I've often wondered where I get my interest in food culture from. I'd love to be able to say that I learned how to make chutney at my Grandmother's knee or that my Grandad taught me how to manage a veg patch ... but I really can't. My family food history is one of astonishingly peculiar quirks of the palate.
My Mum's Mum was
wildy eccentric in her cooking, baked beans were fried in lard and pork pies were served plonked in a bowl of Heinz soup. My Mum inherited many of her culinary tricks, my childhood favourite was 'chips
wi' soup over' which was a plate of chips with Heinz vegetable soup poured over them - beef soup would have made more sense, more akin to gravy I guess, but vegetable is bewilderingly
leftfield.
Dad's side of the family weren't much better. His Grandad used to drink his tea with (brace yourself) a raw egg whisked into it. To be fair to Dad's Mum, she did teach me a few things, like making gravy from scratch. That sounds terribly promising but believe me it's all in the execution, yes it had scrapings from the roasting tin, yes it had vegetable cooking water but it also contained a staggering amount of gravy browning and so much cornflour that the final product could be considered a
non Newtonian liquid - you wouldn't have to fill a swimming pool with it to know it could be walked on.
She did teach me how to rub flour and fat together and how to make Potato Cakes but then she went on to teach me how to make a Sunday roast, including reducing the veg to mush (if you want to know, you boil them for half a day then take a potato masher to them to beat out any remaining texture.
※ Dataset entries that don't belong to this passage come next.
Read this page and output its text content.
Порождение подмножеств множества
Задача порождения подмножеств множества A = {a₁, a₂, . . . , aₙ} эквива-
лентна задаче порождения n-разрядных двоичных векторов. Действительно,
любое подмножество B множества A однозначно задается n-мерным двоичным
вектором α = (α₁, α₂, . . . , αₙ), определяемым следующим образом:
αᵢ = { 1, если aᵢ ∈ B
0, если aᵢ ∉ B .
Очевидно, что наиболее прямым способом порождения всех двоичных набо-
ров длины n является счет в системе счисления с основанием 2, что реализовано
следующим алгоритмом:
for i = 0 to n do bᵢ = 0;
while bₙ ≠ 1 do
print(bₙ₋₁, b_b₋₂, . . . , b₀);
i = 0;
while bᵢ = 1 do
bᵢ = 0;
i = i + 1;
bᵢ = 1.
This is a versatile technique which works for any vegetable), how to reduce the beef to matchsticks of charcoal and how to finish the
roasties in the chip pan. And did anyone
else's grandparents insist on putting sliced cucumber in a small dish of malt vinegar all morning before adding it to salad?
The funny thing is, as a child I loved all this food, soggy cabbage with salty gravy and crispy potatoes -
mmmmm. I still love Potato Cakes smothered in butter and the smell of them cooking under the grill takes me right back to my Nan's kitchen and writing this is making wonder if I have any soup in the cupboard.
There have been successive 'Nan Bennett's, it's not a mere name but a title passed down from matriarch to matriarch. I'm not sure I'll ever adopt it, they are rather daunting shoes to fill. I never met the original Nan Bennett (My Great Grandmother on my Dad's side) but I've heard she was an amazing cook, a great one for high tea and a prolific baker. I wish I knew more about her and had been able to spend time in her kitchen or read her notebooks but I never have. Maybe the cooking gene is recessive, skips the odd generation but remains lurking in the background, waiting to make it's presence felt once more.